The earliest mention of Cénevières is in around 767, when it was besieged and taken by Pépin the Short, Charlemagne’s father. The oldest part of the château dates from the 13th century, when it was built by the La Popie family, but it was remodelled and enlarged during the Renaissance.
The castle came into the hands of the Gourdon family in 1469. The family’s most famous scion, Antoine de Gourdon, converted to Protestantism and built a Protestant temple in the château. He played an important part as a Huguenot leader during the Wars of Religion and often received Henri of Navarre, later Henri IV, at Cénevières. He was later rewarded with the governorship of Cahors when Henri took the town in 1580.

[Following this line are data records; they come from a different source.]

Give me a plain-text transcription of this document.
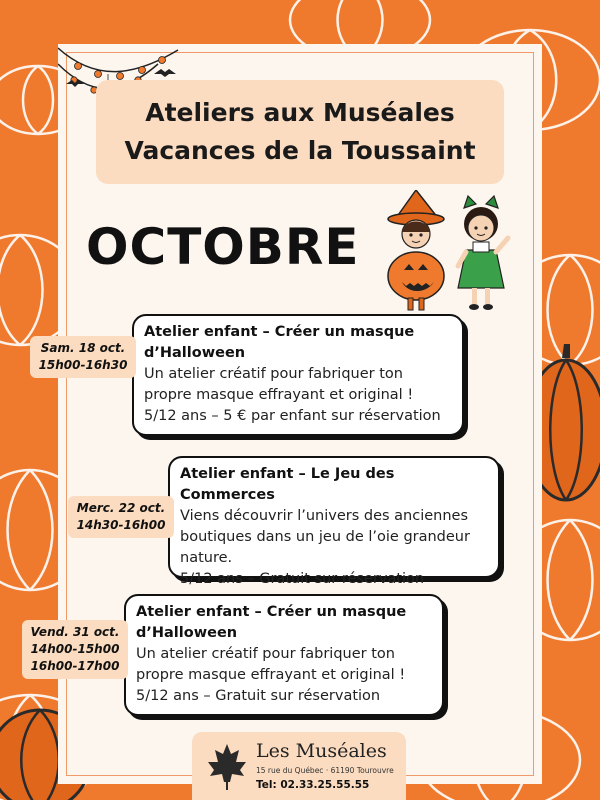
Ateliers aux Muséales
Vacances de la Toussaint
OCTOBRE
Atelier enfant – Créer un masque
d’Halloween
Un atelier créatif pour fabriquer ton
propre masque effrayant et original !
5/12 ans – 5 € par enfant sur réservation
Sam. 18 oct.
15h00-16h30
Atelier enfant – Le Jeu des Commerces
Viens découvrir l’univers des anciennes
boutiques dans un jeu de l’oie grandeur
nature.
5/12 ans – Gratuit sur réservation
Merc. 22 oct.
14h30-16h00
Atelier enfant – Créer un masque
d’Halloween
Un atelier créatif pour fabriquer ton
propre masque effrayant et original !
5/12 ans – Gratuit sur réservation
Vend. 31 oct.
14h00-15h00
16h00-17h00
Les Muséales
15 rue du Québec · 61190 Tourouvre
Tel: 02.33.25.55.55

Later owners reverted to Catholicism and remained servants of the Crown. During the Revolution, the castle was saved from torching but was pillaged by revolutionaries from Cajarc in 1792, the year before it was sold to the present owners’ ancestors.
A wonderful discovery
Now for the story. Patrick showed us into an elegant and well-proportioned salon. The ceiling was covered up until he removed the plaster and made a wonderful discovery. The ceiling beams are beautifully painted and beneath them is a frieze of paintings of townscapes.

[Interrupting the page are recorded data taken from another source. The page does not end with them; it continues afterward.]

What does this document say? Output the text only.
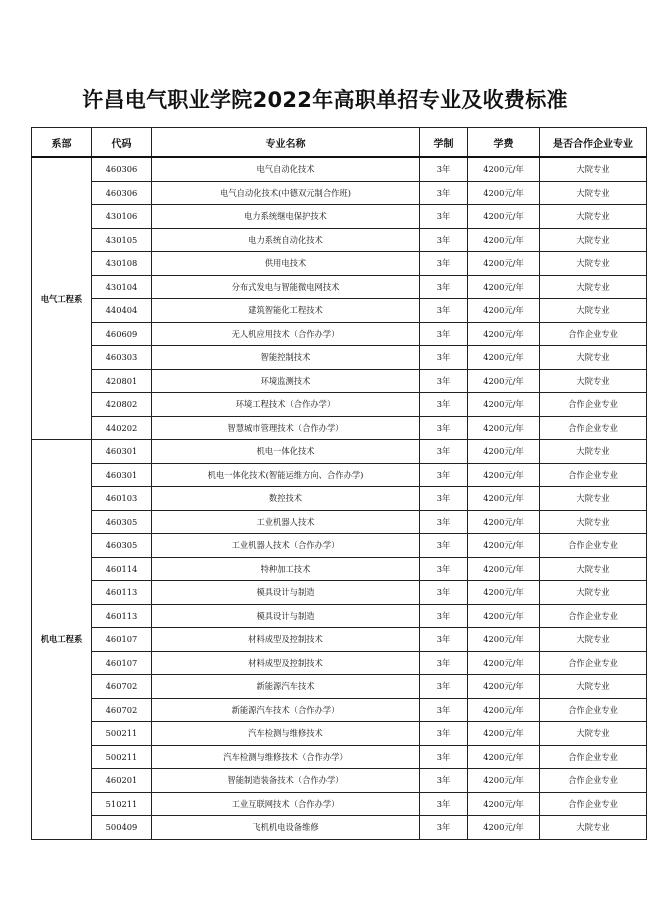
许昌电气职业学院2022年高职单招专业及收费标准
系部	代码	专业名称	学制	学费	是否合作企业专业
电气工程系	460306	电气自动化技术	3年	4200元/年	大院专业
	460306	电气自动化技术(中德双元制合作班)	3年	4200元/年	大院专业
	430106	电力系统继电保护技术	3年	4200元/年	大院专业
	430105	电力系统自动化技术	3年	4200元/年	大院专业
	430108	供用电技术	3年	4200元/年	大院专业
	430104	分布式发电与智能微电网技术	3年	4200元/年	大院专业
	440404	建筑智能化工程技术	3年	4200元/年	大院专业
	460609	无人机应用技术（合作办学）	3年	4200元/年	合作企业专业
	460303	智能控制技术	3年	4200元/年	大院专业
	420801	环境监测技术	3年	4200元/年	大院专业
	420802	环境工程技术（合作办学）	3年	4200元/年	合作企业专业
	440202	智慧城市管理技术（合作办学）	3年	4200元/年	合作企业专业
机电工程系	460301	机电一体化技术	3年	4200元/年	大院专业
	460301	机电一体化技术(智能运维方向、合作办学)	3年	4200元/年	合作企业专业
	460103	数控技术	3年	4200元/年	大院专业
	460305	工业机器人技术	3年	4200元/年	大院专业
	460305	工业机器人技术（合作办学）	3年	4200元/年	合作企业专业
	460114	特种加工技术	3年	4200元/年	大院专业
	460113	模具设计与制造	3年	4200元/年	大院专业
	460113	模具设计与制造	3年	4200元/年	合作企业专业
	460107	材料成型及控制技术	3年	4200元/年	大院专业
	460107	材料成型及控制技术	3年	4200元/年	合作企业专业
	460702	新能源汽车技术	3年	4200元/年	大院专业
	460702	新能源汽车技术（合作办学）	3年	4200元/年	合作企业专业
	500211	汽车检测与维修技术	3年	4200元/年	大院专业
	500211	汽车检测与维修技术（合作办学）	3年	4200元/年	合作企业专业
	460201	智能制造装备技术（合作办学）	3年	4200元/年	合作企业专业
	510211	工业互联网技术（合作办学）	3年	4200元/年	合作企业专业
	500409	飞机机电设备维修	3年	4200元/年	大院专业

At first, Patrick thought the murals might depict towns in SW France, such as Périgeux, whose domed basilica resembles the ones in the pictures. However, they actually portray Constantinople (today’s Istanbul). The painter was a certain Gaspar Isac, who painted other murals in the château. The panels in the salon were probably painted after 1617. It’s not quite clear why the painter focused exclusively on Constantinople.
I didn’t like to take too many photos while Patrick was showing us around, but you can see pictures of the panels here.
I was a little disappointed that the tour didn’t include le cabinet d’alchimie. This is a small vaulted chamber used for the practice of alchemy in the 16th century. Presumably they didn’t find the secret of turning base metal into gold. The walls are decorated with murals representing mythological subjects.
The château has been a monument historique since 1957. Like all owners of such a property, Patrick and his family have had to diversify to cover the running and maintenance costs. So, if you want to get married in a magnificent setting overlooking a stunning view, the Château de Cénevières is for you.